DecisionTreeRegressor(max_depth=8, max_features='auto', min_samples_leaf=4, random_state=0)
#training score
dtr.score(X_train, y_train)
0.8689232243678456
#predicting the test set
y_pred = dtr.predict(X_test)
from sklearn.metrics import r2_score, mean_squared_error, mean_absolute_error
print('R2 Score: ', r2_score(y_test, y_pred))

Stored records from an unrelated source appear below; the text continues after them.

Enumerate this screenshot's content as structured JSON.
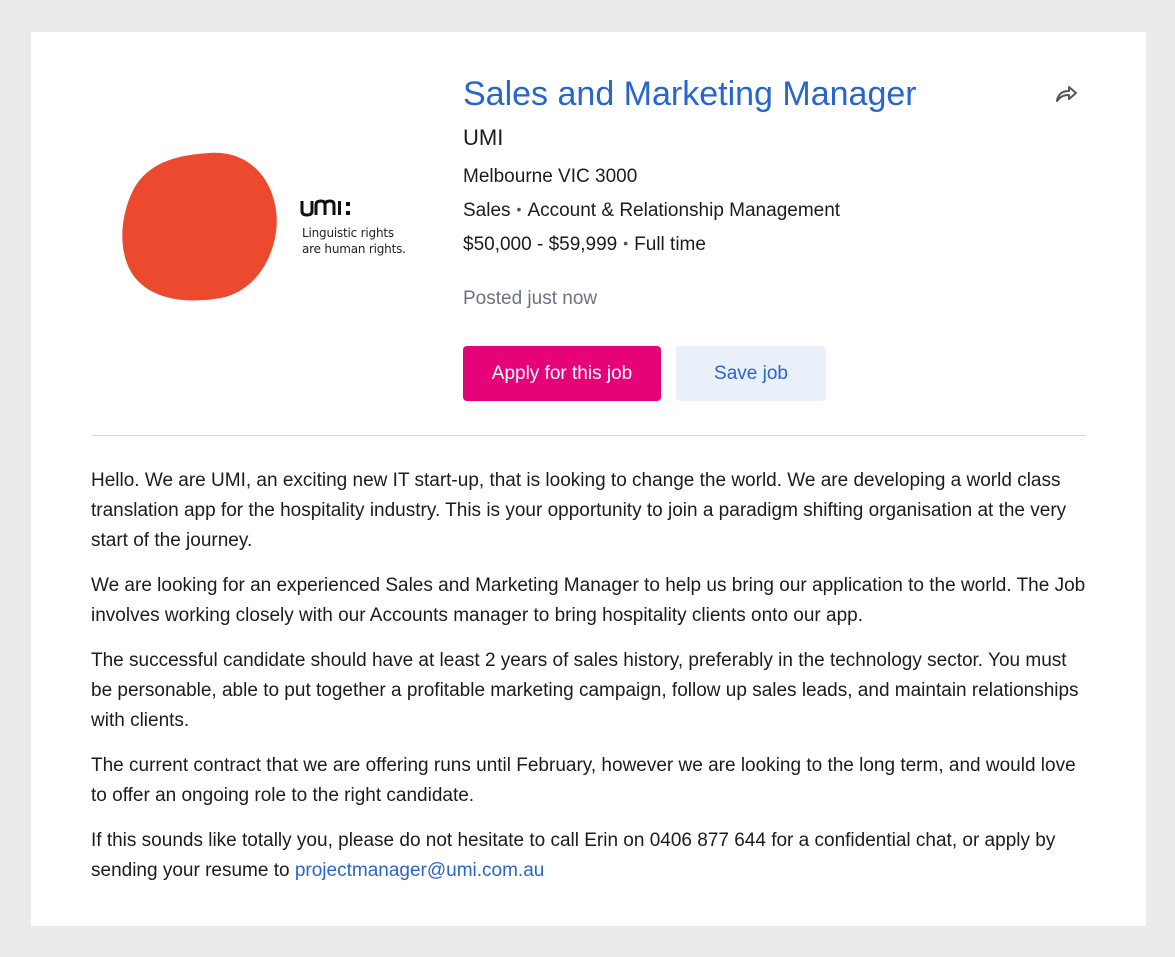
{
  "job": {
    "title": "Sales and Marketing Manager",
    "company": "UMI",
    "location": "Melbourne VIC 3000",
    "classification": "Sales",
    "subclassification": "Account & Relationship Management",
    "salary": "$50,000 - $59,999",
    "work_type": "Full time",
    "posted": "Posted just now"
  },
  "logo": {
    "wordmark": "umi:",
    "tagline_line1": "Linguistic rights",
    "tagline_line2": "are human rights.",
    "blob_color": "#ec4a2e"
  },
  "actions": {
    "apply_label": "Apply for this job",
    "save_label": "Save job",
    "share_icon": "share-arrow-icon"
  },
  "description": {
    "p1": "Hello. We are UMI, an exciting new IT start-up, that is looking to change the world. We are developing a world class translation app for the hospitality industry. This is your opportunity to join a paradigm shifting organisation at the very start of the journey.",
    "p2": "We are looking for an experienced Sales and Marketing Manager to help us bring our application to the world. The Job involves working closely with our Accounts manager to bring hospitality clients onto our app.",
    "p3": "The successful candidate should have at least 2 years of sales history, preferably in the technology sector. You must be personable, able to put together a profitable marketing campaign, follow up sales leads, and maintain relationships with clients.",
    "p4": "The current contract that we are offering runs until February, however we are looking to the long term, and would love to offer an ongoing role to the right candidate.",
    "p5_text": "If this sounds like totally you, please do not hesitate to call Erin on 0406 877 644 for a confidential chat, or apply by sending your resume to ",
    "p5_email": "projectmanager@umi.com.au"
  },
  "colors": {
    "title_blue": "#2765cf",
    "apply_pink": "#e60278",
    "save_bg": "#eaf0fa",
    "muted": "#6b7280"
  }
}
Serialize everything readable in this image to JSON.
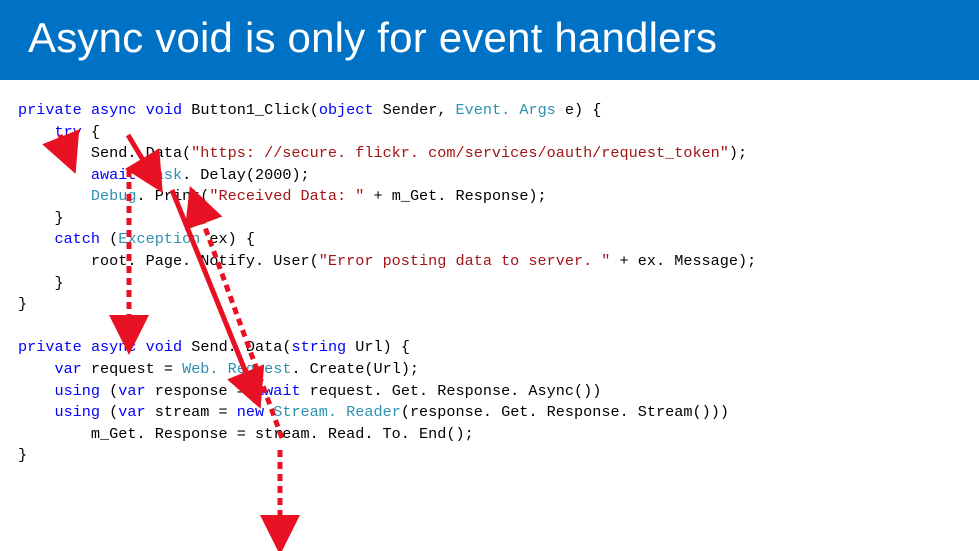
{
  "slide": {
    "title": "Async void is only for event handlers",
    "code1": {
      "l1_a": "private",
      "l1_b": "async",
      "l1_c": "void",
      "l1_d": " Button1_Click(",
      "l1_e": "object",
      "l1_f": " Sender, ",
      "l1_g": "Event. Args",
      "l1_h": " e) {",
      "l2_a": "    try",
      "l2_b": " {",
      "l3_a": "        Send. Data(",
      "l3_b": "\"https: //secure. flickr. com/services/oauth/request_token\"",
      "l3_c": ");",
      "l4_a": "        await",
      "l4_b": " ",
      "l4_c": "Task",
      "l4_d": ". Delay(2000);",
      "l5_a": "        ",
      "l5_b": "Debug",
      "l5_c": ". Print(",
      "l5_d": "\"Received Data: \"",
      "l5_e": " + m_Get. Response);",
      "l6": "    }",
      "l7_a": "    catch",
      "l7_b": " (",
      "l7_c": "Exception",
      "l7_d": " ex) {",
      "l8_a": "        root. Page. Notify. User(",
      "l8_b": "\"Error posting data to server. \"",
      "l8_c": " + ex. Message);",
      "l9": "    }",
      "l10": "}"
    },
    "code2": {
      "l1_a": "private",
      "l1_b": "async",
      "l1_c": "void",
      "l1_d": " Send. Data(",
      "l1_e": "string",
      "l1_f": " Url) {",
      "l2_a": "    var",
      "l2_b": " request = ",
      "l2_c": "Web. Request",
      "l2_d": ". Create(Url);",
      "l3_a": "    using",
      "l3_b": " (",
      "l3_c": "var",
      "l3_d": " response = ",
      "l3_e": "await",
      "l3_f": " request. Get. Response. Async())",
      "l4_a": "    using",
      "l4_b": " (",
      "l4_c": "var",
      "l4_d": " stream = ",
      "l4_e": "new",
      "l4_f": " ",
      "l4_g": "Stream. Reader",
      "l4_h": "(response. Get. Response. Stream()))",
      "l5": "        m_Get. Response = stream. Read. To. End();",
      "l6": "}"
    }
  }
}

print('Mean Squared Error: ', mean_squared_error(y_test, y_pred))
print('Mean Absolute Error: ', mean_absolute_error(y_test, y_pred))
print('Root Mean Squared Error: ', np.sqrt(mean_squared_error(y_test, y_pred)))
R2 Score: 0.8529954473045238 Mean Squared Error: 4704555.776616746 Mean Absolute Error: 1414.2804910704947 Root Mean Squared Error: 2168.9987959002524
feat_df = pd.DataFrame({'Feature': X_train.columns, 'Importance': dtr.feature_importances_})
feat_df = feat_df.sort_values(by='Importance', ascending=False)
feat_df
Feature | Importance | |
---|---|---|
0 | year | 0.754301 |
4 | volume(cm3) | 0.200413 |
3 | fuel_type | 0.017333 |
6 | transmission | 0.010267 |
8 | make_segment | 0.009639 |
7 | drive_unit | 0.006883 |
2 | mileage(kilometers) | 0.000872 |
5 | color | 0.000292 |
1 | condition | 0.000000 |
# Bar Plot
sns.set_style('darkgrid')
plt.figure(figsize=(8,5))
sns.barplot(x='Importance', y='Feature', data=feat_df)
plt.title('Feature Importance')
plt.show()
The aim of this project was to predict the price of the car in Belarus, by analyzing the car features such as brand, year, engine, fuel type, transmission, mileage, drive unit, color, and segment. During the exploratory data analysis, it was found that there has been a significant increase in car prices in Belarus after the year 2000. The cars which runs on petrol have automatic transmission have higher price has compared to diesel cars with manual transmission. However, the elctric cars are distinctively expensive than the other cars. The cars with all wheel drive have the highest price among all the drive units. The speciality segment cars have the highest price among all the segments followed by luxury european, american, asian car segments.
The decision tree regressor model was used to predict the car price. The model was able to predict the car price with 85.29% accuracy. The most important features for predicting the car price were found to be year and volume of the engine.